Constraint — predicate-enforced rules¶
global_constraints:
- constraint_id: "files_in_scope"
description: "Modified files must be within project scope"
predicate: "files_in_scope"
params:
scope_paths: ["src/**", "tests/**"]
severity: "blocker"
| Field | Type | Required | Description |
|---|---|---|---|
constraint_id |
string | yes | Unique identifier |
description |
string | yes | Human-readable description |
expression |
string | no | Boolean expression (legacy; documentation-only when predicate is set) |
predicate |
string | no | Registered predicate name to evaluate |
params |
dict | no | Parameters passed to the predicate |
severity |
string | no | "pass", "warn", or "blocker" (default "blocker") |
Constraints can be placed at three levels:
- global_constraints — enforced on every task
- mode.constraints — enforced only in that mode
- validator.constraints — enforced by that validator
Shipped predicates: files_in_scope, tests_exist_for_modified, no_secrets_in_diff. Custom predicates can be registered via the PredicateRegistry API.
Token¶
The engine issues a JWT validation token when the policy threshold is met with no blockers. Mutating tools (write, commit, merge, etc.) require a valid token at invocation time — enforced by _enforce_wf1 in the MCP server layer. Tokens are single-use per task and expire at the configured TTL (default 600 seconds).
Configure in ~/.snodo/config.yml:
engine:
token_ttl_seconds: 600
Or in code via TokenIssuer(ttl_seconds=...).

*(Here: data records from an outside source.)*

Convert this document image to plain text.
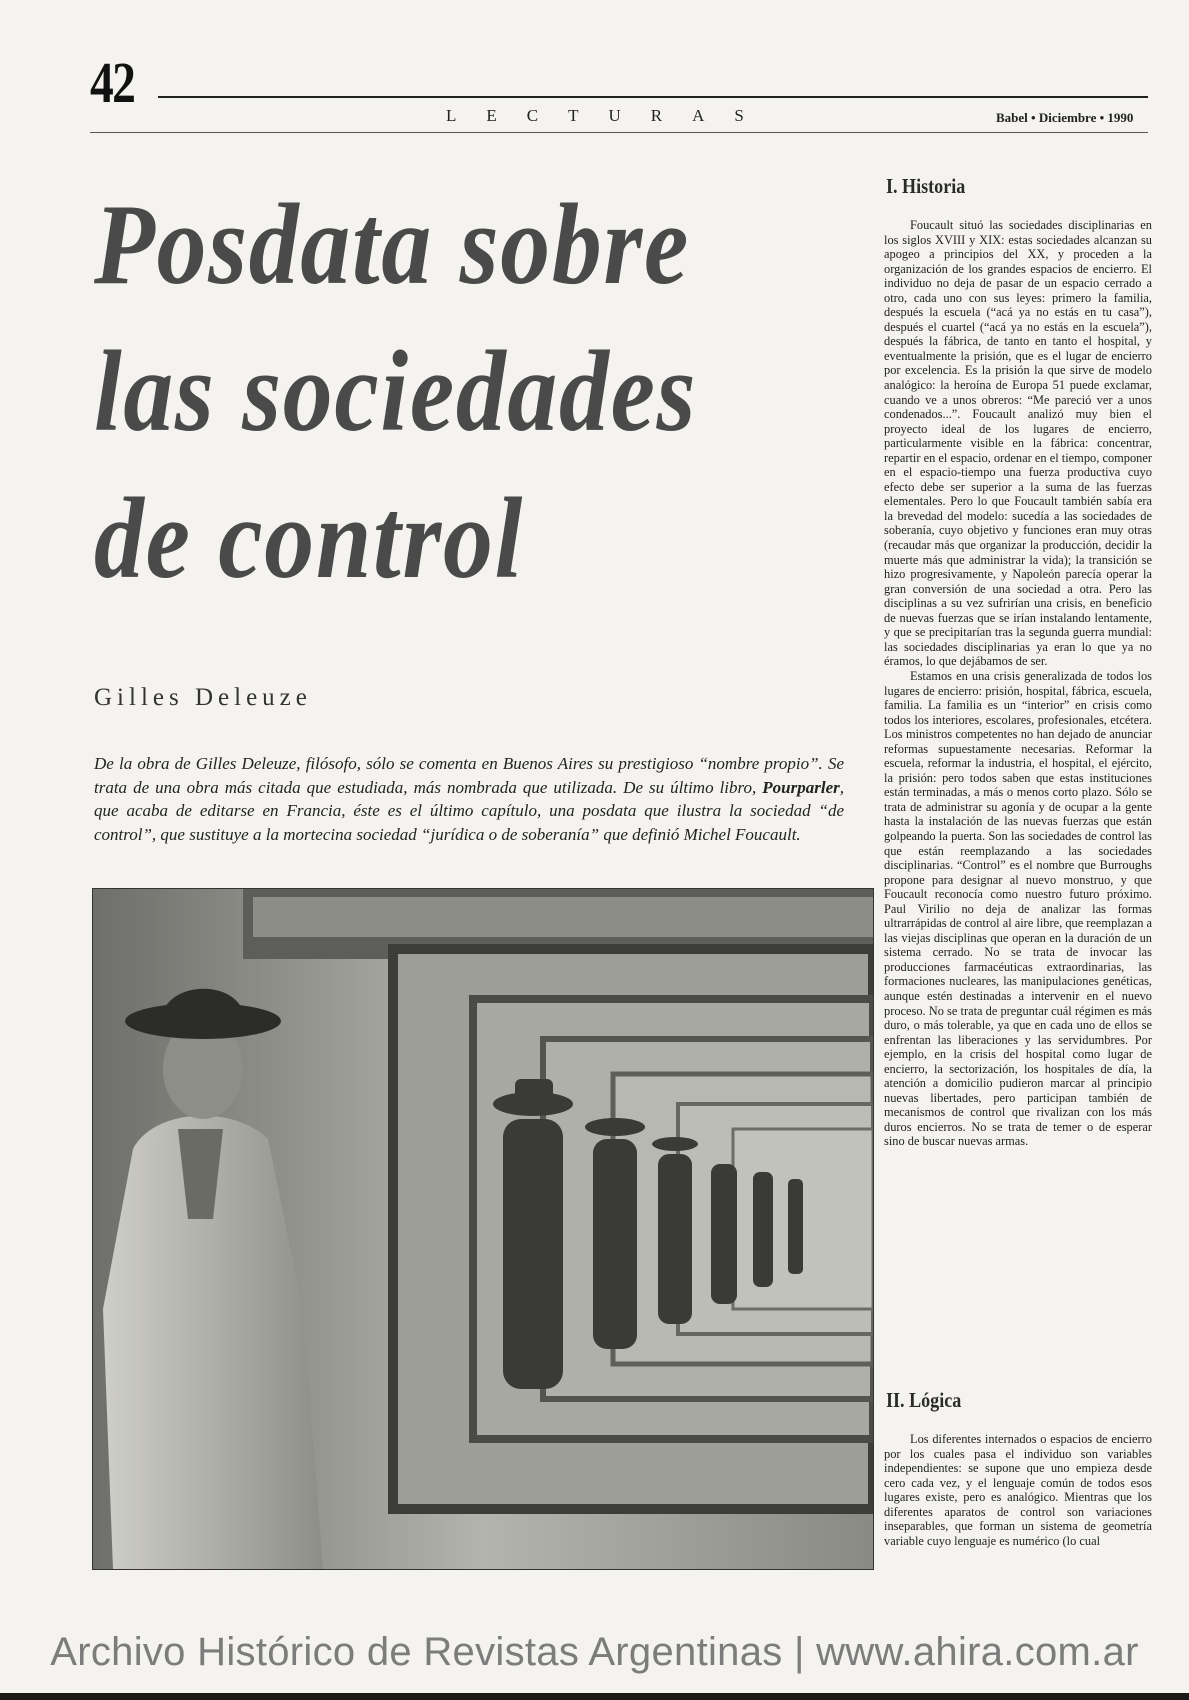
42
LECTURAS	Babel • Diciembre • 1990
Posdata sobre
las sociedades
de control
Gilles Deleuze
De la obra de Gilles Deleuze, filósofo, sólo se comenta en Buenos Aires su prestigioso “nombre propio”. Se trata de una obra más citada que estudiada, más nombrada que utilizada. De su último libro, Pourparler, que acaba de editarse en Francia, éste es el último capítulo, una posdata que ilustra la sociedad “de control”, que sustituye a la mortecina sociedad “jurídica o de soberanía” que definió Michel Foucault.
I. Historia

Foucault situó las sociedades disciplinarias en los siglos XVIII y XIX: estas sociedades alcanzan su apogeo a principios del XX, y proceden a la organización de los grandes espacios de encierro. El individuo no deja de pasar de un espacio cerrado a otro, cada uno con sus leyes: primero la familia, después la escuela (“acá ya no estás en tu casa”), después el cuartel (“acá ya no estás en la escuela”), después la fábrica, de tanto en tanto el hospital, y eventualmente la prisión, que es el lugar de encierro por excelencia. Es la prisión la que sirve de modelo analógico: la heroína de Europa 51 puede exclamar, cuando ve a unos obreros: “Me pareció ver a unos condenados...”. Foucault analizó muy bien el proyecto ideal de los lugares de encierro, particularmente visible en la fábrica: concentrar, repartir en el espacio, ordenar en el tiempo, componer en el espacio-tiempo una fuerza productiva cuyo efecto debe ser superior a la suma de las fuerzas elementales. Pero lo que Foucault también sabía era la brevedad del modelo: sucedía a las sociedades de soberanía, cuyo objetivo y funciones eran muy otras (recaudar más que organizar la producción, decidir la muerte más que administrar la vida); la transición se hizo progresivamente, y Napoleón parecía operar la gran conversión de una sociedad a otra. Pero las disciplinas a su vez sufrirían una crisis, en beneficio de nuevas fuerzas que se irían instalando lentamente, y que se precipitarían tras la segunda guerra mundial: las sociedades disciplinarias ya eran lo que ya no éramos, lo que dejábamos de ser.

Estamos en una crisis generalizada de todos los lugares de encierro: prisión, hospital, fábrica, escuela, familia. La familia es un “interior” en crisis como todos los interiores, escolares, profesionales, etcétera. Los ministros competentes no han dejado de anunciar reformas supuestamente necesarias. Reformar la escuela, reformar la industria, el hospital, el ejército, la prisión: pero todos saben que estas instituciones están terminadas, a más o menos corto plazo. Sólo se trata de administrar su agonía y de ocupar a la gente hasta la instalación de las nuevas fuerzas que están golpeando la puerta. Son las sociedades de control las que están reemplazando a las sociedades disciplinarias. “Control” es el nombre que Burroughs propone para designar al nuevo monstruo, y que Foucault reconocía como nuestro futuro próximo. Paul Virilio no deja de analizar las formas ultrarrápidas de control al aire libre, que reemplazan a las viejas disciplinas que operan en la duración de un sistema cerrado. No se trata de invocar las producciones farmacéuticas extraordinarias, las formaciones nucleares, las manipulaciones genéticas, aunque estén destinadas a intervenir en el nuevo proceso. No se trata de preguntar cuál régimen es más duro, o más tolerable, ya que en cada uno de ellos se enfrentan las liberaciones y las servidumbres. Por ejemplo, en la crisis del hospital como lugar de encierro, la sectorización, los hospitales de día, la atención a domicilio pudieron marcar al principio nuevas libertades, pero participan también de mecanismos de control que rivalizan con los más duros encierros. No se trata de temer o de esperar sino de buscar nuevas armas.

II. Lógica

Los diferentes internados o espacios de encierro por los cuales pasa el individuo son variables independientes: se supone que uno empieza desde cero cada vez, y el lenguaje común de todos esos lugares existe, pero es analógico. Mientras que los diferentes aparatos de control son variaciones inseparables, que forman un sistema de geometría variable cuyo lenguaje es numérico (lo cual

Archivo Histórico de Revistas Argentinas | www.ahira.com.ar
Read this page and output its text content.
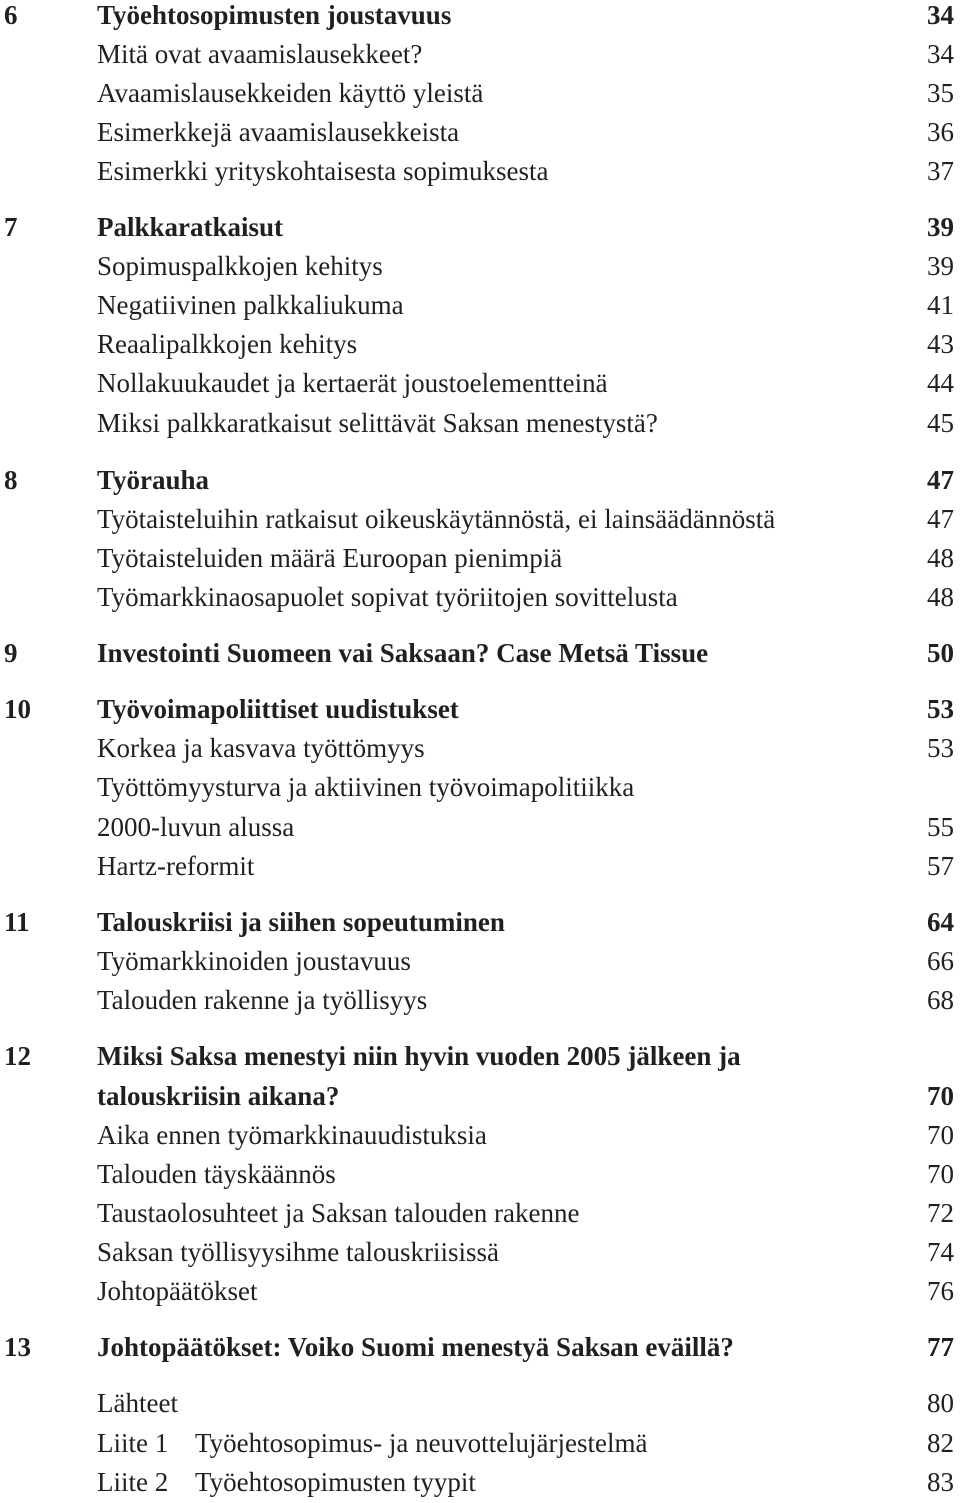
6	Työehtosopimusten joustavuus	34
Mitä ovat avaamislausekkeet?	34
Avaamislausekkeiden käyttö yleistä	35
Esimerkkejä avaamislausekkeista	36
Esimerkki yrityskohtaisesta sopimuksesta	37
7	Palkkaratkaisut	39
Sopimuspalkkojen kehitys	39
Negatiivinen palkkaliukuma	41
Reaalipalkkojen kehitys	43
Nollakuukaudet ja kertaerät joustoelementteinä	44
Miksi palkkaratkaisut selittävät Saksan menestystä?	45
8	Työrauha	47
Työtaisteluihin ratkaisut oikeuskäytännöstä, ei lainsäädännöstä	47
Työtaisteluiden määrä Euroopan pienimpiä	48
Työmarkkinaosapuolet sopivat työriitojen sovittelusta	48
9	Investointi Suomeen vai Saksaan? Case Metsä Tissue	50
10 Työvoimapoliittiset uudistukset	53
Korkea ja kasvava työttömyys	53
Työttömyysturva ja aktiivinen työvoimapolitiikka
2000-luvun alussa	55
Hartz-reformit	57
11 Talouskriisi ja siihen sopeutuminen	64
Työmarkkinoiden joustavuus	66
Talouden rakenne ja työllisyys	68
12 Miksi Saksa menestyi niin hyvin vuoden 2005 jälkeen ja
talouskriisin aikana?	70
Aika ennen työmarkkinauudistuksia	70
Talouden täyskäännös	70
Taustaolosuhteet ja Saksan talouden rakenne	72
Saksan työllisyysihme talouskriisissä	74
Johtopäätökset	76
13 Johtopäätökset: Voiko Suomi menestyä Saksan eväillä?	77
Lähteet	80
Liite 1 Työehtosopimus- ja neuvottelujärjestelmä	82
Liite 2 Työehtosopimusten tyypit	83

Well-formedness — WF1 through WF5¶
Every protocol is verified at load time. A violation raises a ProtocolWellFormednessError with a list of specific failures. The protocol will not load if any check fails.
| Check | Enforces |
|---|---|
| WF1 — Mode Separation | Mode tool sets must be disjoint (zero overlap). Prevents capability leakage between operational stages. |
| WF2 — Role Uniqueness | Role IDs must be unique across the protocol. |
| WF3 — Validator Coverage | Every validator referenced by a mode must exist in the validators list. The initial_mode must exist. Any mode with dispatch must have at least one pre_execute validator. |
| WF4 — Policy Completeness | Disagreement policy must match the validator count: unanimous needs ≥1, majority needs ≥2, quorum warns at <3. |
| WF5 — Constraint Consistency | Constraint IDs must be unique. Predicate names, if set, must be registered. |
Templates¶
Three shipped templates:
| Template | Modes | Signature |
|---|---|---|
solo |
producer only | Single-coder, no reviewer handoff |
team |
producer → reviewer → planner | Two-stage with separate tool sets |
2+n |
producer → reviewer | Paper's reference config with predicate constraints (files_in_scope, tests_exist_for_modified, no_secrets_in_diff) |
Use snodo init --template <name> to start from a template.